Comments: Terror attacks won't tip the economy over the edge

I'm not sure I agree with the general tone of your comments. I think circumstances alter cases. We are effectively dealing with 'stylised facts' based on a class with two members (New York, Madrid). I think this makes it risky to generalise. It is important to distinuish between the financial markets and the real economy. The point about business cycles and shocks is not necessarily the size of the shock, but where it comes in the cycle. In the 09/11 case the US was already bottoming out of a recssion probably induced by a Nasdaq crash which was some 18 months previous. Also China was just coming onstream. Madrid already had sizeable negative interest rates, and radiant consumer confidence, which was re-inforced by a rapid detection, and a swift and popular change of government. In the UK none of these apply.
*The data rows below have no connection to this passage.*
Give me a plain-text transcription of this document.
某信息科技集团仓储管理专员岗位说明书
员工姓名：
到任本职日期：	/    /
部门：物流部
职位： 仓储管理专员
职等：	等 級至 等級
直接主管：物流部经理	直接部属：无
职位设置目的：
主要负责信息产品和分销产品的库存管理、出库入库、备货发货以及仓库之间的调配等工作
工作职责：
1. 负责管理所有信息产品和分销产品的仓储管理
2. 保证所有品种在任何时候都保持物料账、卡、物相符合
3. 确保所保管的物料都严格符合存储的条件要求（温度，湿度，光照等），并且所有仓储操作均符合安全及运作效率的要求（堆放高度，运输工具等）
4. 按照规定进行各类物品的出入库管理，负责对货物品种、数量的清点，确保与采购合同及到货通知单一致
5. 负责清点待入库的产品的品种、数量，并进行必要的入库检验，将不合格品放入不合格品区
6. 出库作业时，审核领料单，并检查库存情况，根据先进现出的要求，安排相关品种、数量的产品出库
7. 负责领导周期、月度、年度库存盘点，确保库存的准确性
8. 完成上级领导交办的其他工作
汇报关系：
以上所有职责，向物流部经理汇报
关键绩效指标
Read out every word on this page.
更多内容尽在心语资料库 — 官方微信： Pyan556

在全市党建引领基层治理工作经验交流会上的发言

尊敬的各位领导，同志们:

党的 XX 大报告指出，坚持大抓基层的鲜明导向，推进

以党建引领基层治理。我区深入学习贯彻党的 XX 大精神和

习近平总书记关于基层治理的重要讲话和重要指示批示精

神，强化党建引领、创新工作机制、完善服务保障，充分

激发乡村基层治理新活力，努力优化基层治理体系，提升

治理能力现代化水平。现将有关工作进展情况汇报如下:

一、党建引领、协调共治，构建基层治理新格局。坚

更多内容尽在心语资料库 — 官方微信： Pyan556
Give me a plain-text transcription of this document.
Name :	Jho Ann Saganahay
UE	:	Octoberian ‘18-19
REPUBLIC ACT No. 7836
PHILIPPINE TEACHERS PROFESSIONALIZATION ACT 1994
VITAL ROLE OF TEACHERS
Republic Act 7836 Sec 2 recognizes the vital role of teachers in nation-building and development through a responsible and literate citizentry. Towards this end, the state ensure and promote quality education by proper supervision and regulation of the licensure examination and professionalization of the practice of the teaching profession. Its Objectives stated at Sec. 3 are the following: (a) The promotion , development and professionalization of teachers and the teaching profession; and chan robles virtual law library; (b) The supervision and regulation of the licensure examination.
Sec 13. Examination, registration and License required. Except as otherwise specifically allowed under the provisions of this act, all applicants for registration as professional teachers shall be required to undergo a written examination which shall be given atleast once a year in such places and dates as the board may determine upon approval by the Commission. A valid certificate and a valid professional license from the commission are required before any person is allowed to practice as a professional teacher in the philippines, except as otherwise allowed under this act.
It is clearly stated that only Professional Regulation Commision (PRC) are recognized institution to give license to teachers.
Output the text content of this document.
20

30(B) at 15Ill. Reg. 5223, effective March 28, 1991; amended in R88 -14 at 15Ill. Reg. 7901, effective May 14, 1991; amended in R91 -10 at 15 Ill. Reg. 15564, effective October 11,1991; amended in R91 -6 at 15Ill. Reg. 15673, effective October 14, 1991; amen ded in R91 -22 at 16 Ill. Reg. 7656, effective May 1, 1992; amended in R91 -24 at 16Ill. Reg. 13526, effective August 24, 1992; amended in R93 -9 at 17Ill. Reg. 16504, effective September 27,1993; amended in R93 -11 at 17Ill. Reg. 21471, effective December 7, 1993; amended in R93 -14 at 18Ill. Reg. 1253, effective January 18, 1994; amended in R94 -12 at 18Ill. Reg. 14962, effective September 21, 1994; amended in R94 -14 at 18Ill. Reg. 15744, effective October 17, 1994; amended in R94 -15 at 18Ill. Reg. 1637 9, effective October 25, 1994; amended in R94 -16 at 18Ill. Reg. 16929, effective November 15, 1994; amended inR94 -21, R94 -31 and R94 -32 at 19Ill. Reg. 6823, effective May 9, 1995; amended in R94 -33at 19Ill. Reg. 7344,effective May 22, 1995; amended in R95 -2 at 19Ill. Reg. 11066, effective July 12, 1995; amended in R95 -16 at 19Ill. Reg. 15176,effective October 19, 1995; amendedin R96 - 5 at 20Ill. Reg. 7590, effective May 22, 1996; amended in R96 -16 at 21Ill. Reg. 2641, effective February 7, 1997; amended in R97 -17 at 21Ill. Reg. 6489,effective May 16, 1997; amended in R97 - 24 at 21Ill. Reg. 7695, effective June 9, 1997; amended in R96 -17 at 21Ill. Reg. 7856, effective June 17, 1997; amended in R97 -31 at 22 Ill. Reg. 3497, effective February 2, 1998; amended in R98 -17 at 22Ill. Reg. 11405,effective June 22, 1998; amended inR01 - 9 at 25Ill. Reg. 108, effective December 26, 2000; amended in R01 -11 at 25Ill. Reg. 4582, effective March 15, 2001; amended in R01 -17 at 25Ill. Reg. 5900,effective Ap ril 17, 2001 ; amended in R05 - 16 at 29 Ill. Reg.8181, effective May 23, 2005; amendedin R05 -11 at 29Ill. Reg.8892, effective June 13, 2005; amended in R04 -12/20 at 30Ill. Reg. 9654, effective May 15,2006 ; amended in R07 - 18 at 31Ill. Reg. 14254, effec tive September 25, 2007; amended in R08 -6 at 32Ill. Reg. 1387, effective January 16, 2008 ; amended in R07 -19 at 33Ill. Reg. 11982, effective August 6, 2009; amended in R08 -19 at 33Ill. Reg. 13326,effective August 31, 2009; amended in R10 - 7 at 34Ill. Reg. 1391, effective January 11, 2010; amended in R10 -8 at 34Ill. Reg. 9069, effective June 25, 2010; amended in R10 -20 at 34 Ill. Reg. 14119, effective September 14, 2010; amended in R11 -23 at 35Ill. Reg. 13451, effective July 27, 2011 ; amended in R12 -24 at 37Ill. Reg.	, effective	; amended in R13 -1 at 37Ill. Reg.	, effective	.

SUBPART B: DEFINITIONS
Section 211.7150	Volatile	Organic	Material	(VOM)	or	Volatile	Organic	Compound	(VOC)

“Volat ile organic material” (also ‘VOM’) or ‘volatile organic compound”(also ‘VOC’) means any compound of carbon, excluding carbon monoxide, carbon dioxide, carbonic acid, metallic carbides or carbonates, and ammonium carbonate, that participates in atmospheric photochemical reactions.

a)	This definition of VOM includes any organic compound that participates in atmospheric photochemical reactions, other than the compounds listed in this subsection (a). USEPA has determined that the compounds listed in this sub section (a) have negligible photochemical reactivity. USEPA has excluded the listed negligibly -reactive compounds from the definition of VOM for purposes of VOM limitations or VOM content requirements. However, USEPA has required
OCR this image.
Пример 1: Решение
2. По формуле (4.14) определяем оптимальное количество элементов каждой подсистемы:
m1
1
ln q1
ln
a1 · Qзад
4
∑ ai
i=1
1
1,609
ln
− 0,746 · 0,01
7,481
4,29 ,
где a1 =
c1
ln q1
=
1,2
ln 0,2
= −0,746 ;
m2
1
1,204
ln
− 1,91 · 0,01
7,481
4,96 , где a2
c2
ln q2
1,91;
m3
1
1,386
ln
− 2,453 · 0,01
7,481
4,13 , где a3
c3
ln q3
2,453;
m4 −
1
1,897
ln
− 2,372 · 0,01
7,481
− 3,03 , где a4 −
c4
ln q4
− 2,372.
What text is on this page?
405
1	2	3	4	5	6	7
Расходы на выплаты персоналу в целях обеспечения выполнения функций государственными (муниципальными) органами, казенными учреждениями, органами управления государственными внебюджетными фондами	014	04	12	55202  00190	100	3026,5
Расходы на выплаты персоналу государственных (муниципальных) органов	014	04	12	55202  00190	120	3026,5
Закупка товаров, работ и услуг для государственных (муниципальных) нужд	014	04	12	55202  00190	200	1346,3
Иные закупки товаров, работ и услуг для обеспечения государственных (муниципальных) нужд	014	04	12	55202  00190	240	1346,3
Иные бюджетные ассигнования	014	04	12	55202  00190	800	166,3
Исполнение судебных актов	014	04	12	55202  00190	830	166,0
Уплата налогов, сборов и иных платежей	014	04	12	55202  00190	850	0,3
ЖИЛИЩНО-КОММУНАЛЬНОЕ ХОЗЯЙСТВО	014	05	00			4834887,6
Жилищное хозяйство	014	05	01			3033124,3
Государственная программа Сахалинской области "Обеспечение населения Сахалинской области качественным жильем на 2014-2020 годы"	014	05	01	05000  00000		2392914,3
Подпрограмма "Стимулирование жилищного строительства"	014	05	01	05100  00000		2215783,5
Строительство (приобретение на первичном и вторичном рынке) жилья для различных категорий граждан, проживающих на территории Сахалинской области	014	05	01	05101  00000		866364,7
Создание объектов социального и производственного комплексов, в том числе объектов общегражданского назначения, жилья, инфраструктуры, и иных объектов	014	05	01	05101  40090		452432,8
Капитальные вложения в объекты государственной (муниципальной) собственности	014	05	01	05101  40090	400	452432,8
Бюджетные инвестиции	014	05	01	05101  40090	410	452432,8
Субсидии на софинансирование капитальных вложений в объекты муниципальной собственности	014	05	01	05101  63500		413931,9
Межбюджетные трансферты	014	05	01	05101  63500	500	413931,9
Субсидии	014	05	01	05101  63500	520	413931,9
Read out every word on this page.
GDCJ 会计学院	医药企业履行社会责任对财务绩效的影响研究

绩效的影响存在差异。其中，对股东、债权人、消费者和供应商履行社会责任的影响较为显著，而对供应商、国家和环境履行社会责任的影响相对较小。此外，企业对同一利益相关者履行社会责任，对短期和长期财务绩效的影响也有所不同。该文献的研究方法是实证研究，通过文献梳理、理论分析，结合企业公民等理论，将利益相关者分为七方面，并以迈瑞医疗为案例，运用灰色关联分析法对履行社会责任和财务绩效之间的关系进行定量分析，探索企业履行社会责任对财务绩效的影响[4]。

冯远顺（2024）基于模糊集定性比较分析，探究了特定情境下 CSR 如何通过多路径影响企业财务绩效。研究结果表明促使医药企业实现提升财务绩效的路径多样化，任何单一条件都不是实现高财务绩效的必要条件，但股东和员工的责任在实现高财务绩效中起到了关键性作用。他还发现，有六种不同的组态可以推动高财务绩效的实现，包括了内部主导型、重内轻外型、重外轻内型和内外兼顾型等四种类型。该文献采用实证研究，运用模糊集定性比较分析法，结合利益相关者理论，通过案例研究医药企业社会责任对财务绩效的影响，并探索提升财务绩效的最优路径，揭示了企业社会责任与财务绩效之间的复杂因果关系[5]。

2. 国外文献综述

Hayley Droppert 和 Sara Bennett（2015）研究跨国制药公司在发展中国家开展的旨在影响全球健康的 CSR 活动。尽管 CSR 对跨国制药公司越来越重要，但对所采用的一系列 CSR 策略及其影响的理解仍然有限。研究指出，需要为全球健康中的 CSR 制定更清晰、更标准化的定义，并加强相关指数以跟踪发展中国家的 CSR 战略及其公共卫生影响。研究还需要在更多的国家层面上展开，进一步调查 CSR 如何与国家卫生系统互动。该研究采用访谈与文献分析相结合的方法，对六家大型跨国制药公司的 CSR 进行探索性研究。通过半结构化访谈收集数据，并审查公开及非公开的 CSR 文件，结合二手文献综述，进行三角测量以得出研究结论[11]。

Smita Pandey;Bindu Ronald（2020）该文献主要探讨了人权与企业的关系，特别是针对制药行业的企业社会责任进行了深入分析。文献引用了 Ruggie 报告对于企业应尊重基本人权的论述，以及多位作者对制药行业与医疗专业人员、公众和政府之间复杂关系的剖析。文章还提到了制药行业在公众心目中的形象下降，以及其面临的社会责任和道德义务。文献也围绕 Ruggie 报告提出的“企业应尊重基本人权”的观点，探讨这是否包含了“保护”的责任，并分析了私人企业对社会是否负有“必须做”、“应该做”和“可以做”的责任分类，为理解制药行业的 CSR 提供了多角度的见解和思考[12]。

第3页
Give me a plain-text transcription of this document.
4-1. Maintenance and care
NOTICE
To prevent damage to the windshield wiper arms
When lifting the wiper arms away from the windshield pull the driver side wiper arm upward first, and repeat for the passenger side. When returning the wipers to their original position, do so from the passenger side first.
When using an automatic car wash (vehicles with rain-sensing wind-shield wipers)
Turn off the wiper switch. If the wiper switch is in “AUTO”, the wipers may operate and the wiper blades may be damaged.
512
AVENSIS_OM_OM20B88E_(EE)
The UK was in all probability entering recession. The government is popular, but the fact that they weren't suicides, and that the 'ring' hasn't been penetrated, means that detection may need time, and that there may be more attacks. Consumer confidence is the critical thing. The debate was already open about whether the UK would have a soft or hard housing landing. This development only adds more intensity to that debate. Of course part of the problem is that we economists have in some ways painted ourselves into the picture, the thing has in some meaningful sense become self referential, so we have to watch what we say, and keep a brave face. We should not, however, surrender our critical faculties.